Politique

Dix ans après le séisme, la colère d'Ai Weiwei face aux « mensonges »  de Pékin

Par LeJournaldesArts.fr (avec AFP) · lejournaldesarts.fr

Le 11 mai 2018 - 616 mots

PÉKIN / CHINE

Dix ans après le séisme meurtrier dans la province chinoise du Sichuan, l'artiste dissident Ai Weiwei est toujours aussi « furieux »  face aux « mensonges et la corruption » que cette catastrophe a mis en évidence.

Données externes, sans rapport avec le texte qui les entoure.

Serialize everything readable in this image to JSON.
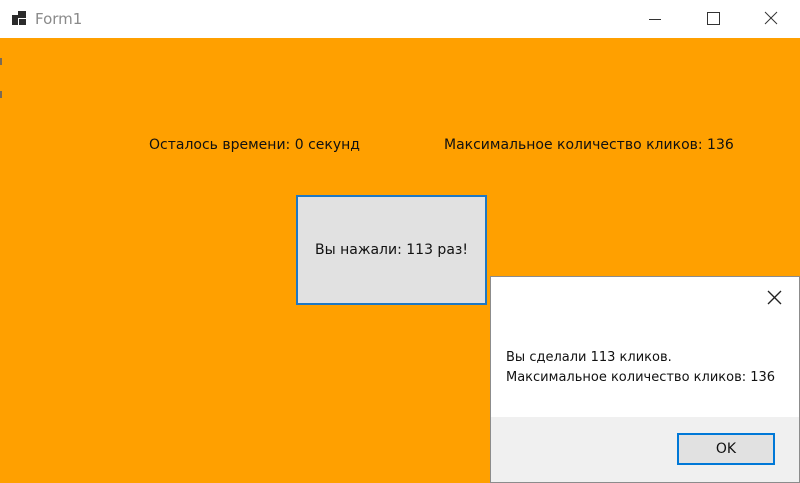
{
  "window": {
    "title": "Form1",
    "icons": {
      "app": "app-icon",
      "minimize": "minimize-icon",
      "maximize": "maximize-icon",
      "close": "close-icon"
    }
  },
  "form": {
    "time_left_label": "Осталось времени: 0 секунд",
    "max_clicks_label": "Максимальное количество кликов: 136",
    "click_button_label": "Вы нажали: 113 раз!",
    "background_color": "#ffa000"
  },
  "message_box": {
    "line1": "Вы сделали 113 кликов.",
    "line2": "Максимальное количество кликов: 136",
    "ok_label": "OK",
    "close_icon": "close-icon"
  },
  "colors": {
    "accent_border": "#0078d7",
    "button_face": "#e1e1e1",
    "dialog_footer": "#f0f0f0"
  }
}
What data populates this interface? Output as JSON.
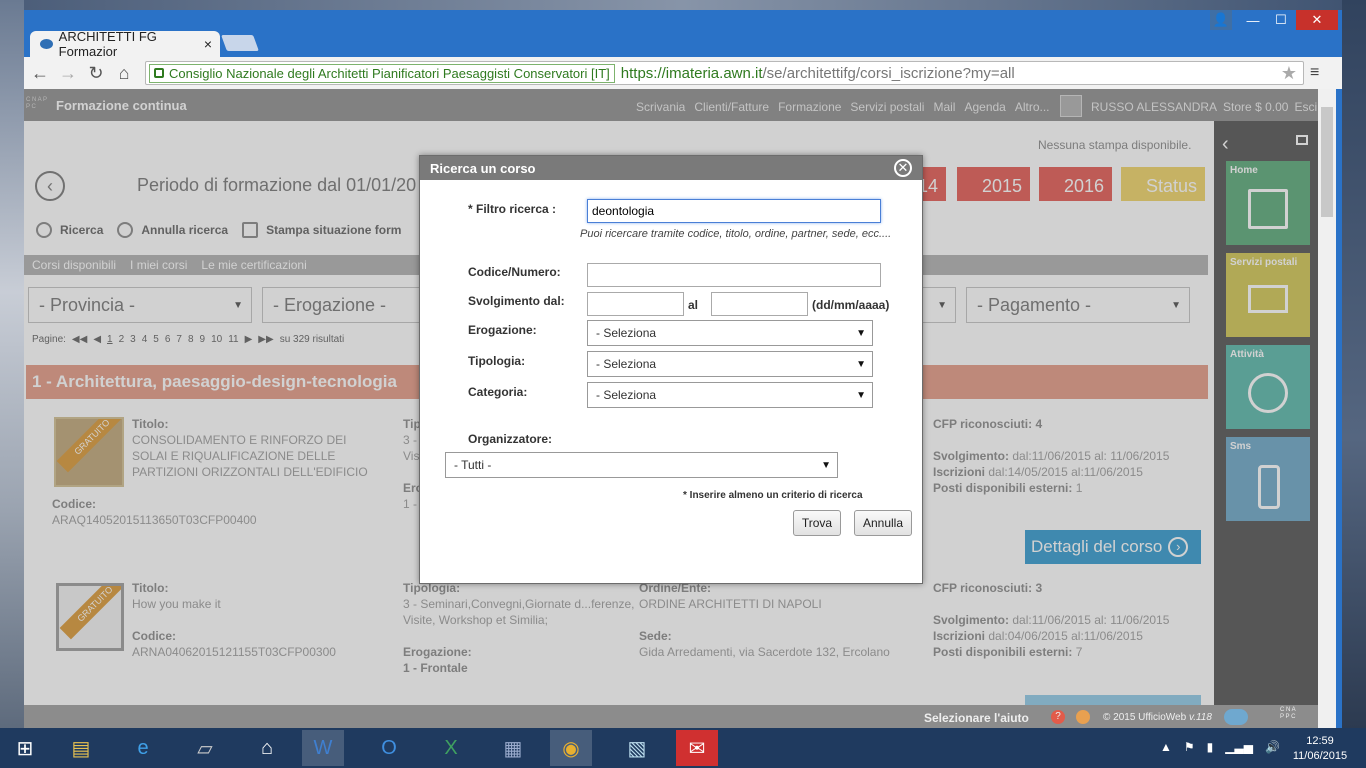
{
  "browser": {
    "tab_title": "ARCHITETTI FG Formazior",
    "tab_close": "×",
    "ev_cert": "Consiglio Nazionale degli Architetti Pianificatori Paesaggisti Conservatori [IT]",
    "url_host": "https://imateria.awn.it",
    "url_path": "/se/architettifg/corsi_iscrizione?my=all",
    "nav": {
      "back": "←",
      "forward": "→",
      "reload": "↻",
      "home": "⌂",
      "star": "★",
      "menu": "≡"
    },
    "window": {
      "user": "👤",
      "minimize": "—",
      "maximize": "☐",
      "close": "✕"
    }
  },
  "app": {
    "logo": "C N A P P C",
    "title": "Formazione continua",
    "nav": [
      "Scrivania",
      "Clienti/Fatture",
      "Formazione",
      "Servizi postali",
      "Mail",
      "Agenda",
      "Altro..."
    ],
    "user": "RUSSO ALESSANDRA",
    "store": "Store $ 0.00",
    "exit": "Esci",
    "period": "Periodo di formazione dal 01/01/20",
    "no_print": "Nessuna stampa disponibile.",
    "year_buttons": [
      "14",
      "2015",
      "2016",
      "Status"
    ],
    "actions": [
      "Ricerca",
      "Annulla ricerca",
      "Stampa situazione form"
    ],
    "filter_tabs": [
      "Corsi disponibili",
      "I miei corsi",
      "Le mie certificazioni"
    ],
    "selects": [
      "- Provincia -",
      "- Erogazione -",
      "- Pagamento -"
    ],
    "pagination": {
      "label": "Pagine:",
      "pages": [
        "1",
        "2",
        "3",
        "4",
        "5",
        "6",
        "7",
        "8",
        "9",
        "10",
        "11"
      ],
      "results": "su 329 risultati"
    },
    "section": "1 - Architettura, paesaggio-design-tecnologia",
    "courses": [
      {
        "badge": "GRATUITO",
        "title_label": "Titolo:",
        "title": "CONSOLIDAMENTO E RINFORZO DEI SOLAI E RIQUALIFICAZIONE DELLE PARTIZIONI ORIZZONTALI DELL'EDIFICIO",
        "code_label": "Codice:",
        "code": "ARAQ14052015113650T03CFP00400",
        "tip_label": "Tip",
        "tip": "3 -",
        "vis": "Visi",
        "ero_label": "Ero",
        "ero": "1 -",
        "cfp": "CFP riconosciuti: 4",
        "svolg_label": "Svolgimento:",
        "svolg": "dal:11/06/2015 al: 11/06/2015",
        "iscr_label": "Iscrizioni",
        "iscr": "dal:14/05/2015 al:11/06/2015",
        "posti_label": "Posti disponibili esterni:",
        "posti": "1"
      },
      {
        "badge": "GRATUITO",
        "title_label": "Titolo:",
        "title": "How you make it",
        "code_label": "Codice:",
        "code": "ARNA04062015121155T03CFP00300",
        "tip_label": "Tipologia:",
        "tip": "3 - Seminari,Convegni,Giornate d...ferenze, Visite, Workshop et Similia;",
        "ero_label": "Erogazione:",
        "ero": "1 - Frontale",
        "ente_label": "Ordine/Ente:",
        "ente": "ORDINE ARCHITETTI DI NAPOLI",
        "sede_label": "Sede:",
        "sede": "Gida Arredamenti, via Sacerdote 132, Ercolano",
        "cfp": "CFP riconosciuti: 3",
        "svolg_label": "Svolgimento:",
        "svolg": "dal:11/06/2015 al: 11/06/2015",
        "iscr_label": "Iscrizioni",
        "iscr": "dal:04/06/2015 al:11/06/2015",
        "posti_label": "Posti disponibili esterni:",
        "posti": "7"
      }
    ],
    "details_button": "Dettagli del corso",
    "tiles": [
      {
        "label": "Home",
        "color": "#6fb58a"
      },
      {
        "label": "Servizi postali",
        "color": "#d8cf6a"
      },
      {
        "label": "Attività",
        "color": "#6ec1b5"
      },
      {
        "label": "Sms",
        "color": "#7fb2cf"
      }
    ],
    "status_help": "Selezionare l'aiuto",
    "status_help_icon": "?",
    "copyright": "© 2015 UfficioWeb",
    "version": "v.118"
  },
  "dialog": {
    "title": "Ricerca un corso",
    "close": "✕",
    "filter_label": "* Filtro ricerca :",
    "filter_value": "deontologia",
    "filter_hint": "Puoi ricercare tramite codice, titolo, ordine, partner, sede, ecc....",
    "code_label": "Codice/Numero:",
    "date_label": "Svolgimento dal:",
    "date_al": "al",
    "date_format": "(dd/mm/aaaa)",
    "erogazione_label": "Erogazione:",
    "tipologia_label": "Tipologia:",
    "categoria_label": "Categoria:",
    "select_default": "- Seleziona",
    "organizzatore_label": "Organizzatore:",
    "organizzatore_value": "- Tutti -",
    "note": "* Inserire almeno un criterio di ricerca",
    "search_button": "Trova",
    "cancel_button": "Annulla"
  },
  "taskbar": {
    "time": "12:59",
    "date": "11/06/2015"
  }
}
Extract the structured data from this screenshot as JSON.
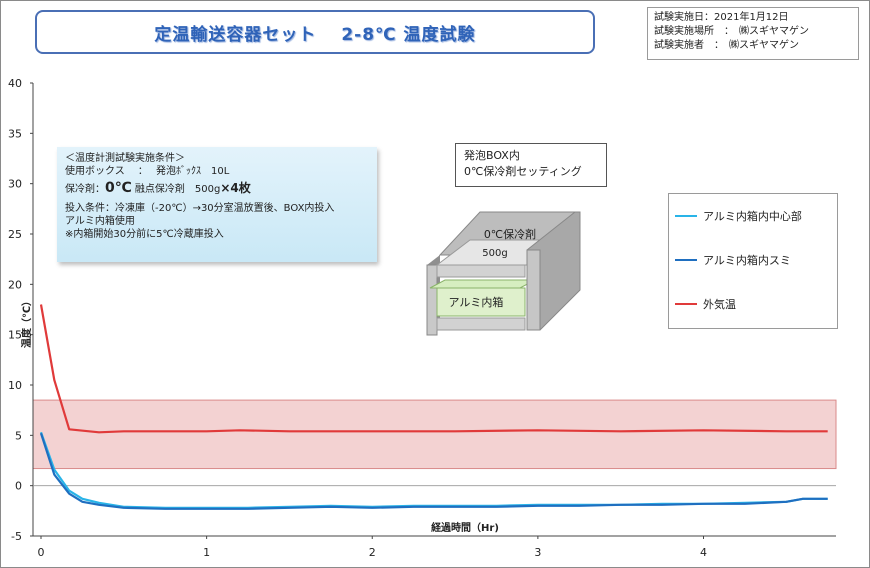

Bâtiment détruit lors du séisme en 2008, au Sichuan
Bâtiment détruit lors du séisme en 2008, au Sichuan

« Nous n'aurons jamais de réponse claire. Depuis que le régime communiste a été mis en place, la vérité n'a jamais été révélée sur les grands événements historiques », assure l'artiste d'avant-garde, dans un entretien en chinois accordé à l'AFP dans son studio à Berlin où il vit désormais.

Cet artiste polyvalent de 60 ans dénonce tout particulièrement les silences de Pékin après le séisme de magnitude 7,9 qui a ravagé le 12 mai 2008 la province du Sichuan (sud-ouest), faisant 87.000 morts et disparus. Parmi les morts, des milliers d'enfants sous les décombres de quelque 7.000 écoles qui se sont effondrées. Or, pour de nombreux parents, si ces bâtiments se sont écroulés comme des châteaux de cartes, c'est avant tout par la faute de dirigeants corrompus qui les ont laissé bâtir en fermant les yeux sur la qualité de la construction.

« Rien n'a changé »

« Bien sûr que je suis toujours furieux. Rien n'a changé dans ce domaine. Qu'il s'agisse des droits et de la dignité du peuple, des responsabilités, des mensonges et de la corruption du gouvernement », critique-t-il. Il a fallu attendre mai 2009 -un an donc- pour que Pékin publie un bilan officiel de 5.335 enfants tués, un chiffre inférieur à des évaluations données auparavant par des médias chinois. Par ailleurs, les résultats d'une enquête sur l'état des écoles concernées n'ont jamais été publiés.

Ai Weiwei
Ai Weiwei
Photo Alfred Weidinger

Peu après le tremblement de terre, Ai Weiwei, comme d'autres volontaires, s'est rendu au Sichuan pour participer aux secours, puis a commencé à enquêter sur ces « bâtiments en tofu », avant de se décider à dénoncer la manière dont « le régime, qui s'est autoproclamé parti du peuple, se préoccupe de la souffrance du peuple ».

L'artiste, à la fois peintre, sculpteur et plasticien, a payé cher le prix de cet engagement. Il a été frappé par la police qui l'a empêché de témoigner lors du procès d'un autre militant, Tan Zuoren, qui avait aussi enquêté sur les écoles mal construites. Ai Weiwei, emprisonné 81 jours en 2011, a aussi été privé de passeport pendant quatre ans. 

Chercher la vérité

En 2010, il a subi une intervention chirurgicale en Allemagne en raison d'un caillot de sang à la tête, conséquence, selon lui, de coups portés par les policiers. « Tout ceci était lié à notre exigence de vérité, notre exigence d'enquête sur la liste des écoliers morts, notre insistance pour que le gouvernement nous dise comment les bâtiments avaient été construits », poursuit-il. « Le gouvernement a le devoir de fournir des informations », juge l'artiste, mais « si l'on pose ces questions et qu'on se fait frapper et même enfermer, comment ne pas être choqué? Plus que choqué. Choqué est trop faible. Furieux ».

Malgré la vague de colère et de protestations qui a suivi le tremblement de terre, Ai Weiwei assure que les autorités chinoises ne changeront jamais d'approche. 

Si une nouvelle catastrophe se produisait, « le gouvernement n'agirait pas différemment », selon lui. « Il ne peut pas changer » car « dissimuler la vérité est une condition sine qua non de la survie d'un régime autoritaire », selon lui.
Ai Weiwei, qui s'est consacré depuis 2015 aux réfugiés arrivant en Europe, n'a en tout cas aucun regret: « Je n'ai pas fait de sacrifices, j'ai fait ce que je devais faire, ce que chacun devrait faire ».